Their research identified specialized "security guards" within the immune system that remove rogue immune cells that could attacking the organism.

These discoveries are now paving the way for new therapies for autoimmune diseases and cancer.

The winners will divide a monetary award worth 11 million SEK.

Decisive Findings

"The research has been essential for comprehending how the body's defenses functions and why we do not all suffer from severe autoimmune diseases," commented the head of the award panel.

The team's studies explain a core mystery: In what way does the immune system protect us from countless invaders while leaving our own tissues intact?

The body's protection system uses immune cells that scan for indicators of disease, even viruses and germs it has never encountered.

Such cells utilize detectors—known as recognition units—that are produced randomly in countless combinations.

This gives the immune system the ability to fight a broad range of invaders, but the randomness of the process unavoidably produces white blood cells that can target the host.

Protectors of the Immune System

Scientists earlier knew that some of these harmful defense cells were eliminated in the immune organ—where white blood cells mature.

The latest award recognizes the identification of regulatory T-cells—described as the immune system's "peacekeepers"—which patrol the body to neutralize any defenders that attack the healthy cells.

It is known that this mechanism fails in autoimmune diseases such as juvenile diabetes, MS, and RA.

The Nobel panel stated, "These findings have laid the foundation for a novel area of investigation and spurred the creation of new therapies, for example for tumors and immune disorders."

Regarding cancer, T-regs prevent the system from fighting the growth, so studies are aimed at lowering their quantity.

In self-attack disorders, experiments are exploring increasing T-reg cells so the organism is not being harmed.

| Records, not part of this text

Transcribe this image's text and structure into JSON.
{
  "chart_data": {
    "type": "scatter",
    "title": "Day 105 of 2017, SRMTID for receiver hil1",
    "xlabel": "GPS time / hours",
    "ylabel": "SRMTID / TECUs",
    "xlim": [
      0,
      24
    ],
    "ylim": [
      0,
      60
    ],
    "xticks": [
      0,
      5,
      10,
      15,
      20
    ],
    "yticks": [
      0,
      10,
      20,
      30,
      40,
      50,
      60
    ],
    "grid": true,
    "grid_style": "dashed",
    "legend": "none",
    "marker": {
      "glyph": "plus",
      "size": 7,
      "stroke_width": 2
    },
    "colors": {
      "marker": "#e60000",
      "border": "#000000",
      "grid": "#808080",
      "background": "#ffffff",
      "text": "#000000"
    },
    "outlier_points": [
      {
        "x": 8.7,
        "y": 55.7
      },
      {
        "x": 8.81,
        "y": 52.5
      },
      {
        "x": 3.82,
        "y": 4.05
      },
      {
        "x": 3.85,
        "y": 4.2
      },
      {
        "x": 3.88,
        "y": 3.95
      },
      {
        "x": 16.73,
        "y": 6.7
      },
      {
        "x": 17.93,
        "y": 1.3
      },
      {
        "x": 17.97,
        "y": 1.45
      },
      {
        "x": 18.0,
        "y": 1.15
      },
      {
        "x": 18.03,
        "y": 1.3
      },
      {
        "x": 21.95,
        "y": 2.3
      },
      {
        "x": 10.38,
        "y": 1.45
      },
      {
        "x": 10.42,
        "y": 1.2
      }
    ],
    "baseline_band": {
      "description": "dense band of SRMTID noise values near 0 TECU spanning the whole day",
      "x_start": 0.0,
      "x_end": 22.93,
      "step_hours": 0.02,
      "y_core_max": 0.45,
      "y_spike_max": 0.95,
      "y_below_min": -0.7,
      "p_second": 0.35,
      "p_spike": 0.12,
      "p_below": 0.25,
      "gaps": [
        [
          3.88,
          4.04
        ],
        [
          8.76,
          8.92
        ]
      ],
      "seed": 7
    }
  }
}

A comparable approach could also be effective in minimizing the chances of organ transplant failure.

Innovative Experiments

Professor Sakaguchi, of Osaka University, conducted experiments on rodents that had their thymus removed, causing self-attack conditions.

The researcher demonstrated that introducing defense cells from healthy animals could stop the disease—suggesting there was a mechanism for blocking immune cells from attacking the host.

Mary Brunkow, affiliated with the a research center in Seattle, and Fred Ramsdell, currently at Sonoma Biotherapeutics in San Francisco, were studying an genetic autoimmune disease in mice and humans that resulted in the discovery of a gene vital for the way T-regs function.

"Their groundbreaking work has uncovered how the immune system is kept in check by T-reg cells, preventing it from accidentally targeting the body's own tissues," said a leading biological science expert.

"The research is a remarkable illustration of how basic biological research can have broad consequences for human health."